07/03/2024
Dernier jour de notre merveilleux périple, consacré à des temps moins lointains et plus contemporains. Cela tient à cœur de voir comment la sagesse de l’ancienne Egypte s’est projetée jusqu’à nous. En 1905, à quelques kilomètres du Caire surgit des sables comme par enchantement Héliopolis, la nouvelle ville du soleil, concrétisation des aspirations du baron Empain qui a pensé une architecture multiculturelle où se mélangent l’art islamique, l’art déco et l’art nouveau.
Cette collaboration tant souhaitée dans la sagesse antique est le fil conducteur de ce projet réunissant deux amoureux de l’Egypte, l’industriel belge Edouart Empain et l’égyptien d’origine arménienne Boghos Nubar. Un rêve de tolérance, partagé par ces deux hommes, imaginant différentes religions, nationalités et classes sociales se côtoyer.

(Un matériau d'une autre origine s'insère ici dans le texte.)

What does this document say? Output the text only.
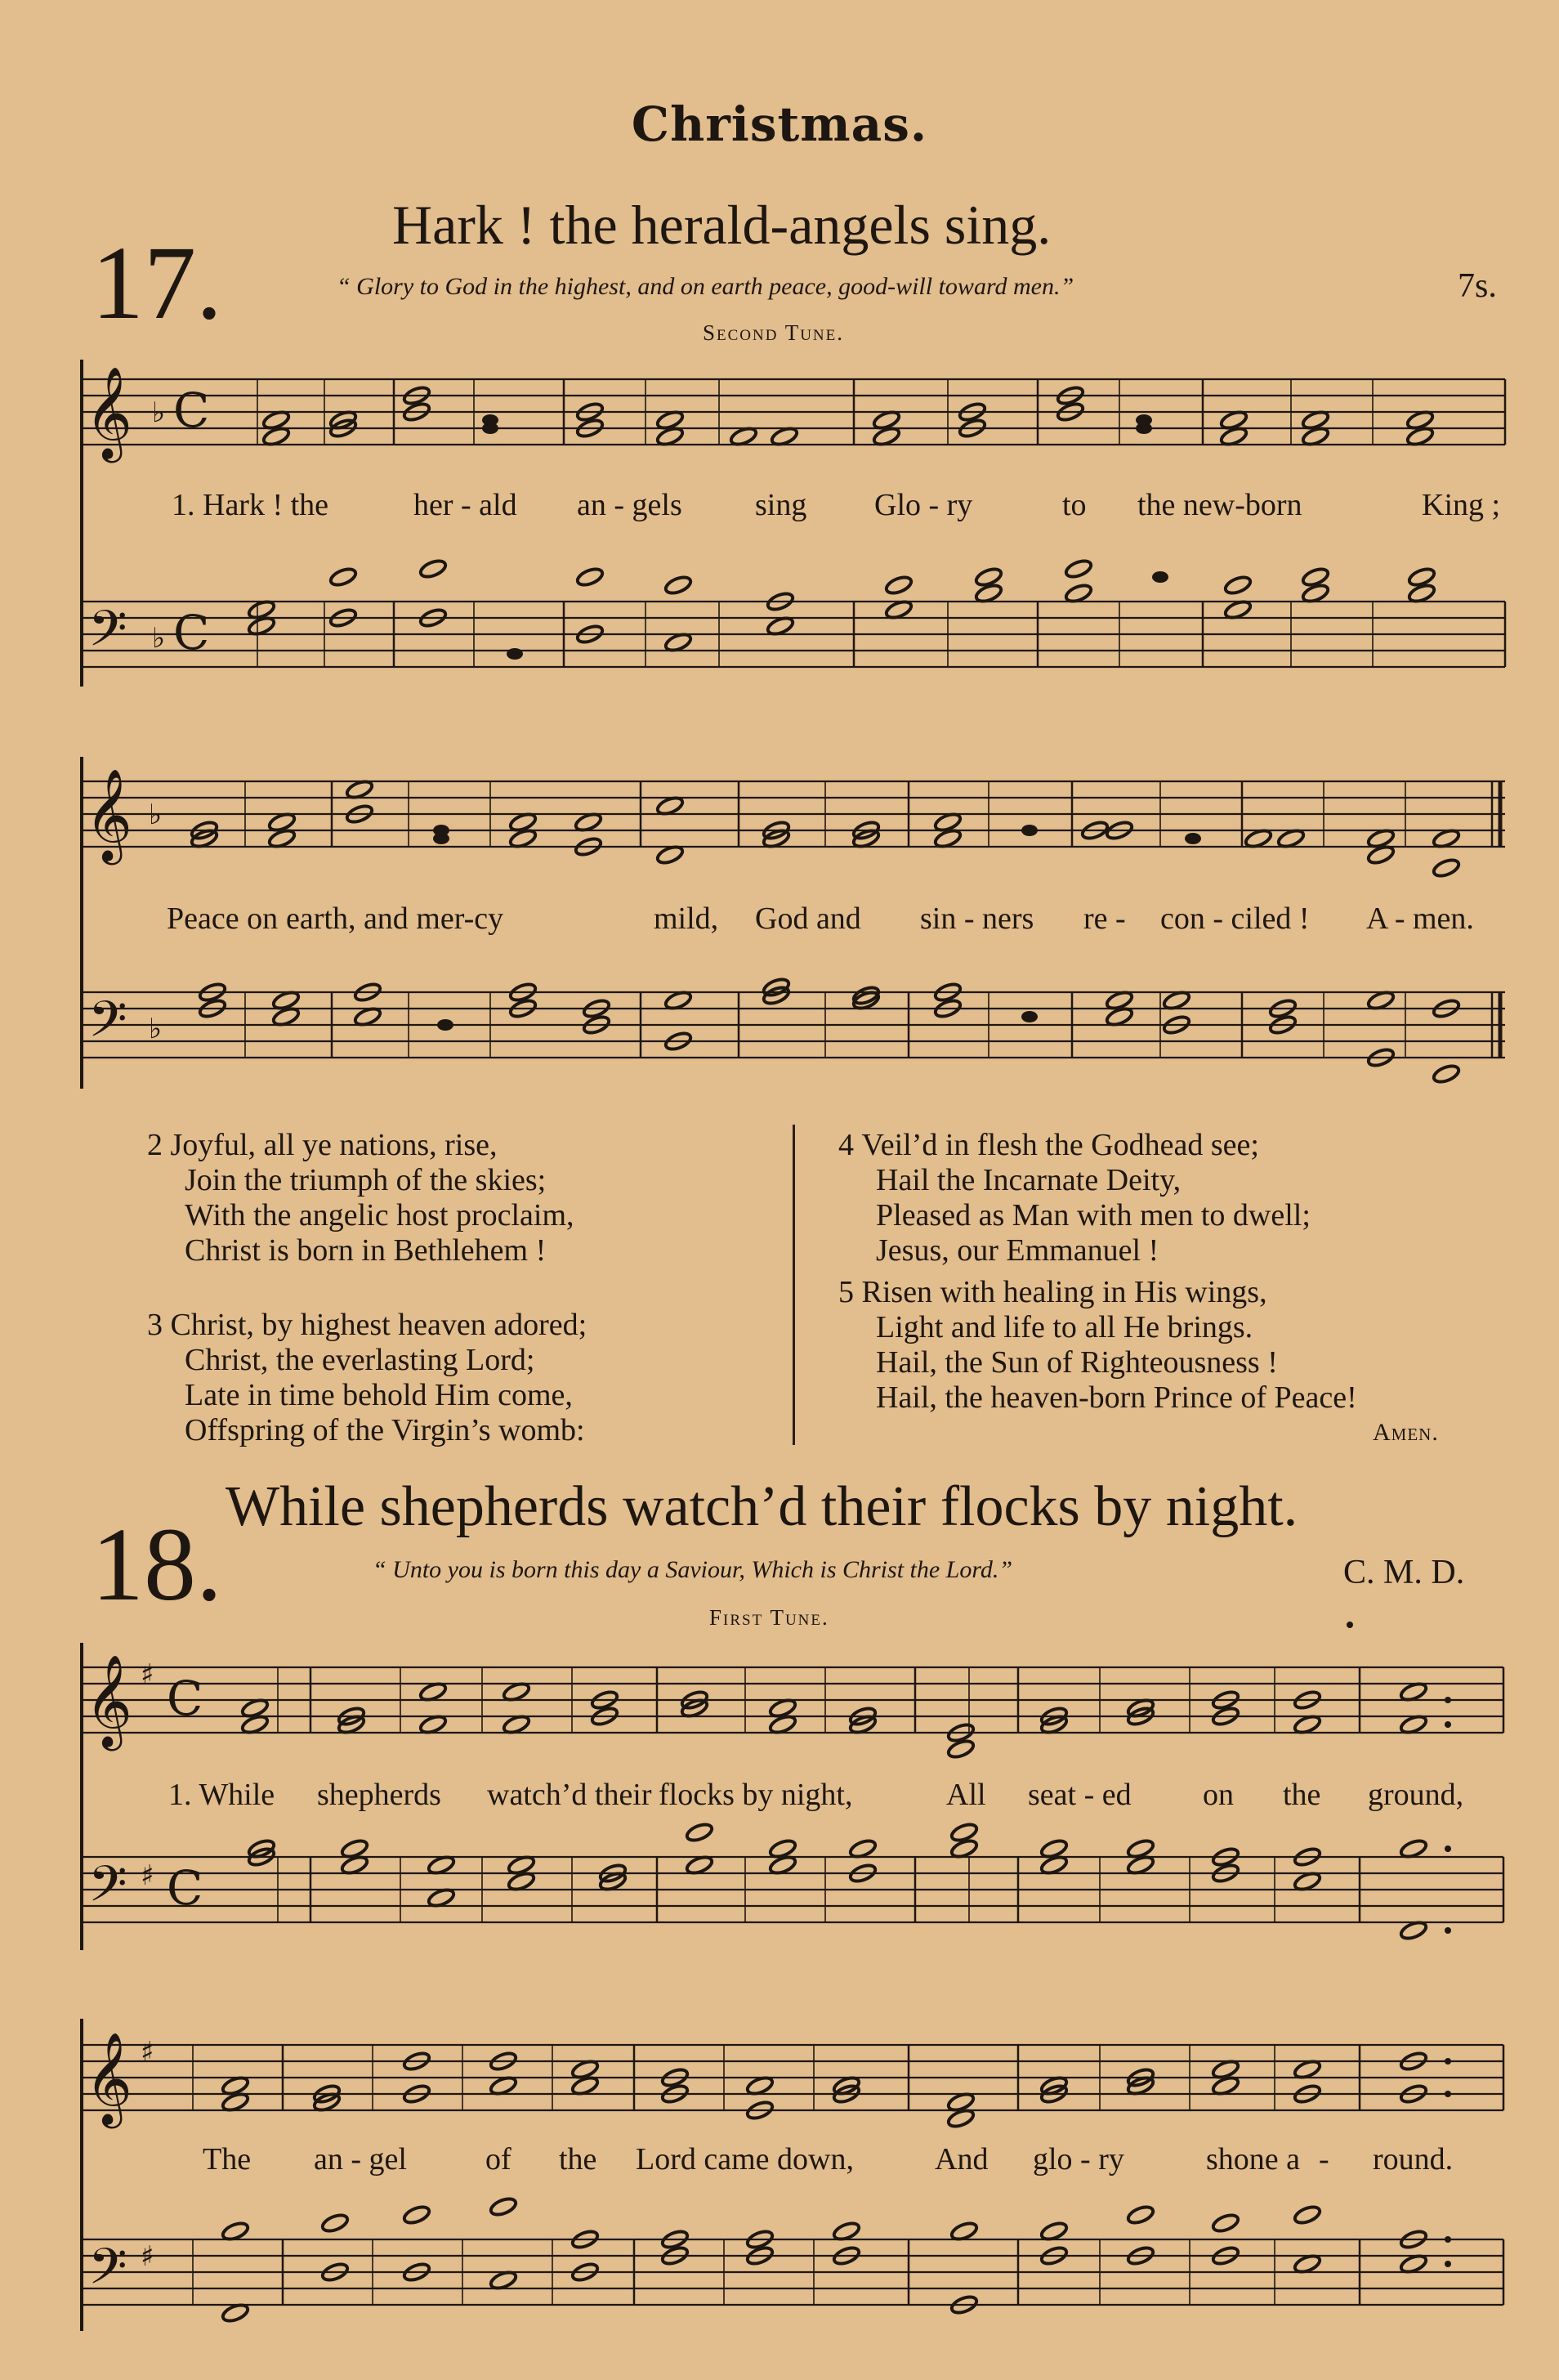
Christmas.
17.	Hark ! the herald-angels sing.
“ Glory to God in the highest, and on earth peace, good-will toward men.”	7s.
Second Tune.
𝄞
𝄢
♭
♭
C
C
1. Hark ! the	her - ald an - gels sing Glo - ry	to the new-born	King ;
𝄞
𝄢
♭
♭
Peace on earth, and mer-cy	mild, God and sin - ners re - con - ciled ! A - men.
2 Joyful, all ye nations, rise,
Join the triumph of the skies;
With the angelic host proclaim,
Christ is born in Bethlehem !
3 Christ, by highest heaven adored;
Christ, the everlasting Lord;
Late in time behold Him come,
Offspring of the Virgin’s womb:
4 Veil’d in flesh the Godhead see;
Hail the Incarnate Deity,
Pleased as Man with men to dwell;
Jesus, our Emmanuel !
5 Risen with healing in His wings,
Light and life to all He brings.
Hail, the Sun of Righteousness !
Hail, the heaven-born Prince of Peace!
Amen.
18. While shepherds watch’d their flocks by night.
“ Unto you is born this day a Saviour, Which is Christ the Lord.”	C. M. D.
First Tune.
𝄞
𝄢
♯
♯
C
C
1. While shepherds watch’d their flocks by night,	All seat - ed on the ground,
𝄞
𝄢
♯
♯
The an - gel	of the Lord came down,	And glo - ry	shone a - round.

Pensant se retrouver sur le site de l’Antique Héliopolis, la ville du soleil, c’est le nom que choisissent pour leur projet les deux collaborateurs. Mais aucun vestige archéologique n’est retrouvé à l’issue des fouilles commanditées par le baron Empain, l’antique cité étant située beaucoup plus près du Nil.
A cette époque, l’Egypte est une province ottomane, tout en étant occupée militairement par les Anglais. Le monde oriental côtoie celui de l’occident suscitant une émulation extraordinaire.
Contrairement à ce que l’on pourrait penser par l’origine belge du projet, Héliopolis ne devient pas une enclave européenne au Caire. Sa population est d’emblée égyptienne mais aussi syrienne, libanaise, arménienne. Les églises côtoyaient les mosquées, de même que la synagogue et les églises grecques. C’est un orient de cohabitation et de respect qui a existé pendant des dizaines d’années dont il ne reste malheureusement plus grand-chose. Les grandes oppositions internationales qui ont fait des pays arabes, leur terrain de guerre, ont ruiné et détruit ces superbes vestiges d’une mixité réussie et d’un art de vivre.
Aujourd’hui, que reste-t-il d’Héliopolis ? Contrairement à de nombreuses villes irakiennes, syriennes ou libanaises complètement détruites, Heliopolis est toujours là. Il est dit que 70 % des bâtiments sont d’origine, mais d’une maison, on a fait un immeuble, on a ajouté des étages à de nombreuses villas, les jardins ont disparu pour gagner des espaces de vie répondant de manière anarchique aux besoins de croissance énorme de la population cairotte. N’empêche, on peut toujours imaginer comment était la ville d’origine même si elle est maintenant complètement englobée dans la mégalopole.
Des initiatives sont prises pour sauver les plus beaux vestiges. Ainsi la fameuse villa Empain inspirée par les temples d’Angkor Vat, abandonnée pendant plusieurs décennies et laissée dans un état de grande dégradation, vient d’être restaurée.
Il reste aussi une ambiance quand on se promène dans les rues d’Héliopolis : un éclectisme, de nombreuses terrasses ou l’on déguste des pâtisseries orientales tout en sirotant un café à la cardamone, une nonchalance des promeneurs qui déambulent sous les arcades, de nombreuses rencontres d’artistes en tout genre qui aspirent à retrouver cette qualité de vie d’un monde raffiné et élégant.